On Feb. 17, the San Francisco Chronicle published an editorial criticizing UC’s acceptance of the money as “worse than inexplicable,” and even more complaints tumbled into the school.
“Please get me Michael Peevey’s phone number as fast as possible,” Brady wrote to two assistants the morning it was published.
That evening, Assistant Vice Chancellor Irene Kim wrote to Brady, “As you have probably already heard, Government Affairs asked for our guidance regarding the gift aspect. We advised them that there is no precedent for declining or returning funds in this kinds of situation.”
The next day, Brady wrote to his assistant that newspaper editorials had misrepresented the dinner and the facts, and they should let the issue fade on its own.
“Our best course of action is to simply grin and bear it and leave it the way it is,” he wrote. “My guess is that most of the storm has passed.”
Later that day, Brady wrote to Kim in an email he labeled “confidential.”
“The crucial fact is that we were the victim of events that developed very quickly so that I had to make decisions about whether to abandon a longtime supporter of the school and Cal or to join a chorus of self-righteous indignation about him,” the dean wrote. “I chose loyalty over self-serving indignation. I think that was the right choice given that Peevey is only under investigation. I think our trustees and friends should know that we will not just cut and run on them.”

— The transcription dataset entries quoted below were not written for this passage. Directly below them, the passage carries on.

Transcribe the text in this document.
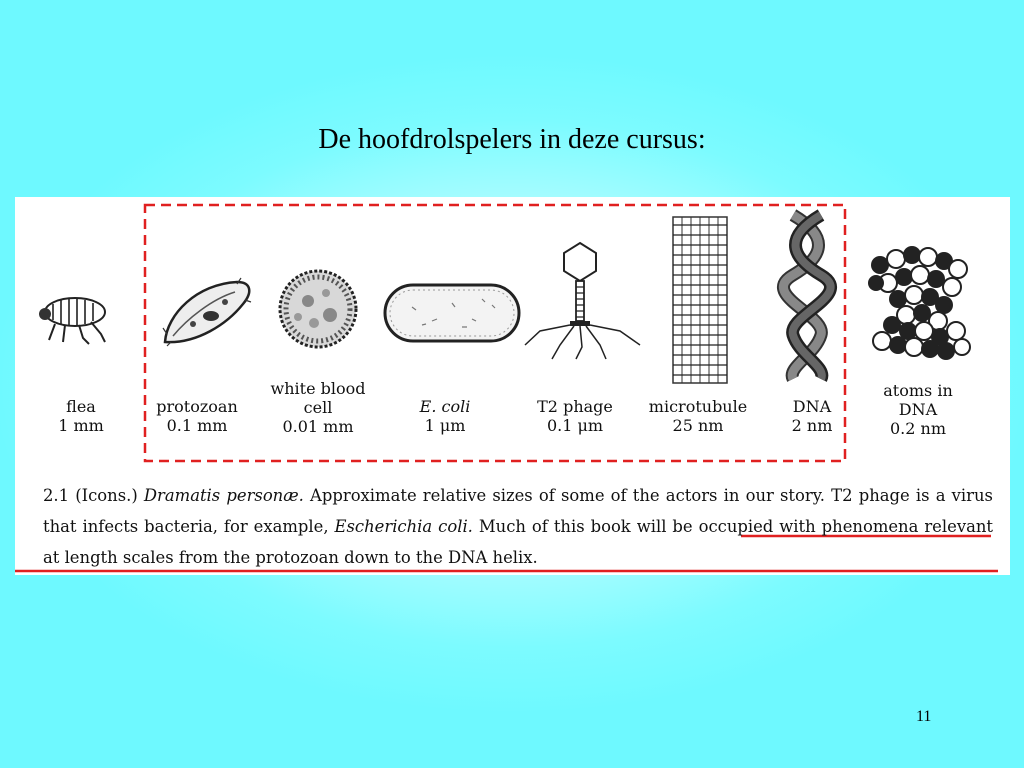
De hoofdrolspelers in deze cursus:
flea
1 mm
protozoan
0.1 mm
white blood
cell
0.01 mm
E. coli
1 μm
T2 phage
0.1 μm
microtubule
25 nm
DNA
2 nm
atoms in
DNA
0.2 nm
2.1 (Icons.) Dramatis personæ. Approximate relative sizes of some of the actors in our story. T2 phage is a virus that infects bacteria, for example, Escherichia coli. Much of this book will be occupied with phenomena relevant at length scales from the protozoan down to the DNA helix.
11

One person to contact Brady identified himself as a UC graduate and former employee of Pacific Gas & Electric, the company whose under-maintained pipeline exploded in San Bruno in 2010 and killed eight people.
“Peevey and PG&E have violated the public trust and aided in the continued erosion of the public’s faith in regulatory oversight,” David Lewbin wrote. “This neither deserves ‘honoring’ or leveraging for fundraising.”
U-T San Diego on Feb. 24 reported about a disclosure report saying more than $55,000 had been raised at the dinner in the name of commission President Michael Picker.
“This story does not seem to die,” Brady wrote to a university spokesman.
By late February, Brady began hearing from other members of the school’s advisory board. He laid out various options in a memo to Executive Vice Chancellor Claude Steele. In early March, Brady spoke with Peevey, and the commissioner decided to quit his role on the advisory board.
“I have truly enjoyed my time with the Goldman School,” Peevey wrote to Brady on March 10. “This sorry episode has led me to question my value to the school going forward. Hence, I am resigning from the board, effective immediately, a decision I know you support.”
Six days later, school officials let U-T San Diego know about the resignation, and said they would not be accepting "a single penny from the event in question."